Mit Biden besuchte Scholz seinen politischen Leitstern. Der Kanzler (64) schätzt die erfahrungsgesättigte, unaufgeregte Herangehensweise des 16 Jahre älteren „elder statesman”, mit dem er sich im „strategischen Gleichschritt” sieht. Scholz hält Biden für „klug” und „besonnen” und auf der Höhe der Zeit.


Politisch kann diese jedoch für Biden bei der Wahl im Herbst 2024 enden. Sicherheitskreise in Washington weisen darauf hin, dass der Druck auf Anbahnung einer von Kiew mitgetragenen Verhandlungslösung innenpolitisch immer größer wird, sollte die Ukraine bis zum Herbst keine substanziellen Geländegewinne gegen Russland vorweisen können.

In den USA ist der Rückhalt für die bisher auf rund 113 Milliarden $ gestiegenen Hilfszusagen für die Ukraine in der Bevölkerung spürbar unter die 50-%-Grenze geschrumpft. Biden hat trotzdem ganz frisch ein weiteres, 400 Millionen Dollar schweres Militär-Hilfspaket aufgelegt. Zentraler Bestandteil: Munition.

Befürchtung: Peking könnte Russland Waffen liefern


Eine überschaubare Gruppe der Republikaner will Kiew dagegen den Geldhahn zudrehen. Begründung: Es gebe zu viele wichtige Baustellen und Bedürftigkeit in Amerika. Donald Trump und Ron DeSantis, die sich Hoffnungen auf die Präsidentschaftskandidatur 2024 machen, werfen Biden vor die USA in einen „Stellvertreter-Krieg” mit China zu verwickeln.

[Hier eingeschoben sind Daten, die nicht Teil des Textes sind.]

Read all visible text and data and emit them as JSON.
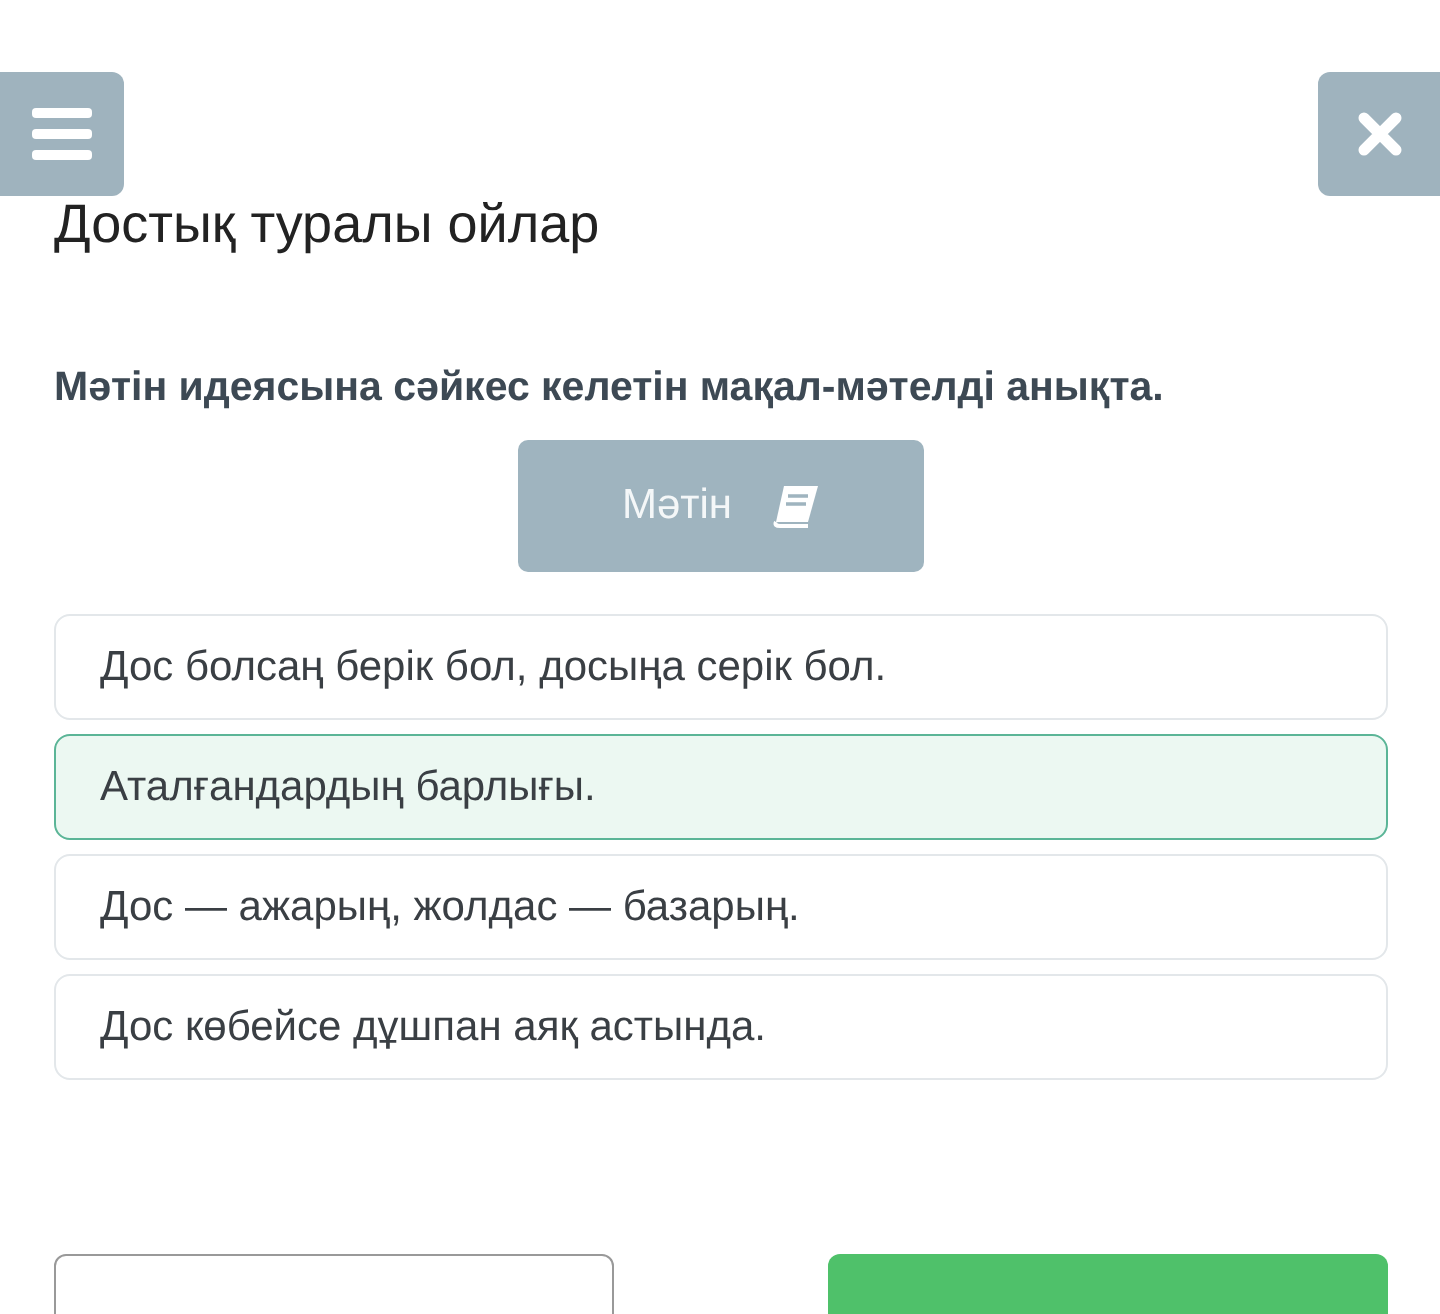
{
  "title": "Достық туралы ойлар",
  "question": "Мәтін идеясына сәйкес келетін мақал-мәтелді анықта.",
  "text_button": "Мәтін",
  "options": [
    {
      "label": "Дос болсаң берік бол, досыңа серік бол.",
      "selected": false
    },
    {
      "label": "Аталғандардың барлығы.",
      "selected": true
    },
    {
      "label": "Дос — ажарың, жолдас — базарың.",
      "selected": false
    },
    {
      "label": "Дос көбейсе дұшпан аяқ астында.",
      "selected": false
    }
  ]
}
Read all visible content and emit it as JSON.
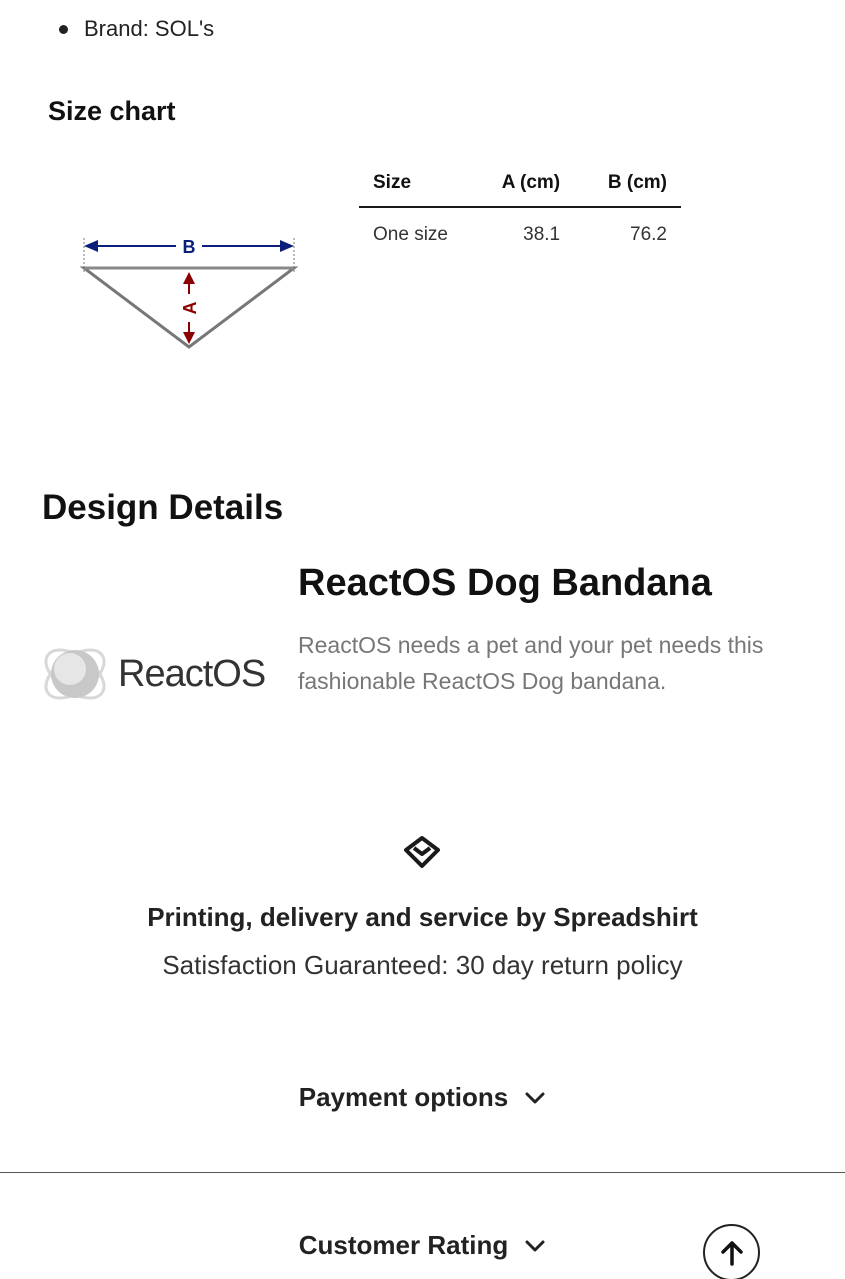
{
  "product_info": {
    "brand": "Brand: SOL's"
  },
  "size_chart": {
    "title": "Size chart",
    "diagram_labels": {
      "width_label": "B",
      "height_label": "A"
    },
    "columns": [
      "Size",
      "A (cm)",
      "B (cm)"
    ],
    "rows": [
      {
        "size": "One size",
        "a": "38.1",
        "b": "76.2"
      }
    ]
  },
  "design_details": {
    "heading": "Design Details",
    "logo_text": "ReactOS",
    "name": "ReactOS Dog Bandana",
    "description": "ReactOS needs a pet and your pet needs this fashionable ReactOS Dog bandana."
  },
  "service": {
    "icon": "diamond-heart-icon",
    "title": "Printing, delivery and service by Spreadshirt",
    "subtitle": "Satisfaction Guaranteed: 30 day return policy"
  },
  "accordions": {
    "payment_label": "Payment options",
    "rating_label": "Customer Rating"
  },
  "colors": {
    "diagram_arrow_blue": "#0b1f7a",
    "diagram_arrow_red": "#8b0000",
    "diagram_outline": "#777777"
  }
}
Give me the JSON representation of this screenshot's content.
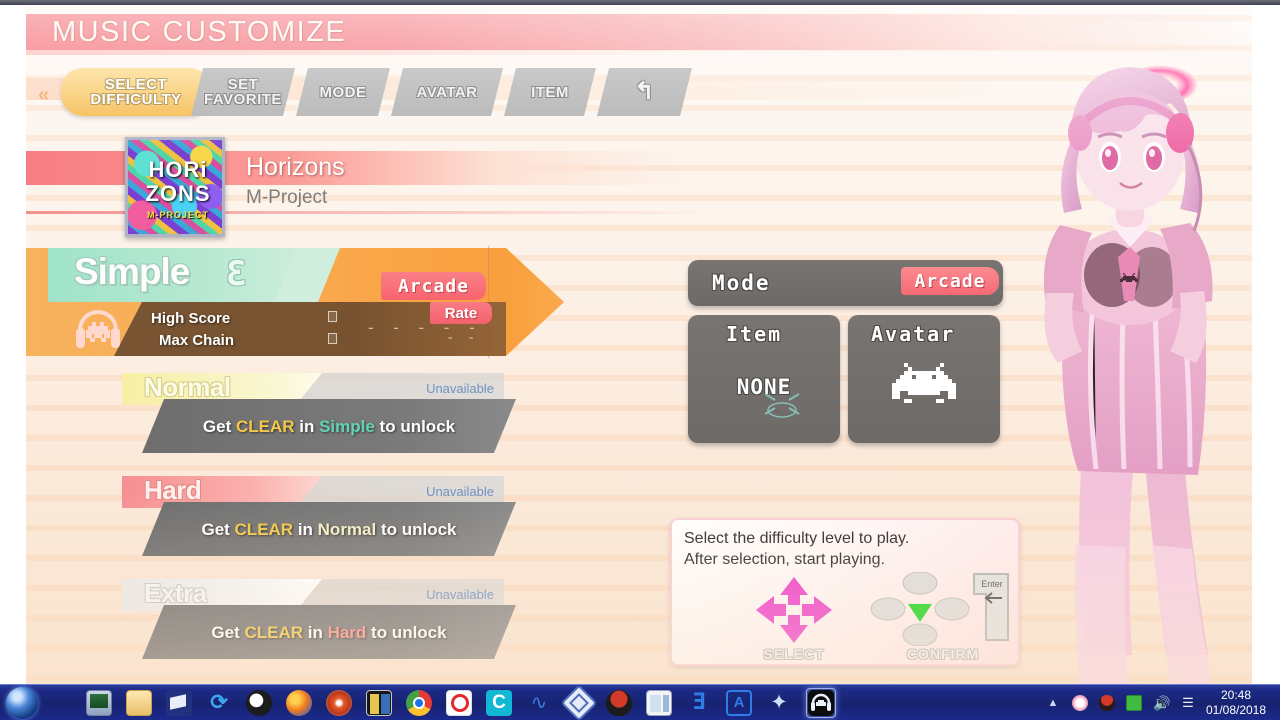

Biden fürchtet hingegen, dass Peking Russland Waffen liefern könnte, um das Momentum der Truppen von Präsident Wolodymir Selenskyj zu brechen. „Wir sehen zwar noch keine Aktivitäten”, sagte der Sprecher des Nationalen Sicherheitsrates, John Kirby, „aber China hat die Pläne auch noch nicht vom Tisch genommen”.


Käme es zu derlei Stützungsmaßnahmen für Kreml-Herrscher Wladimir Putin sehen die USA Sanktionen gegen die Supermacht aufziehen. Für die Export-Nation Deutschland ein heikles Thema. Biden könnte Olaf Scholz gestern gefragt haben, wo seine Schmerzgrenze liegt.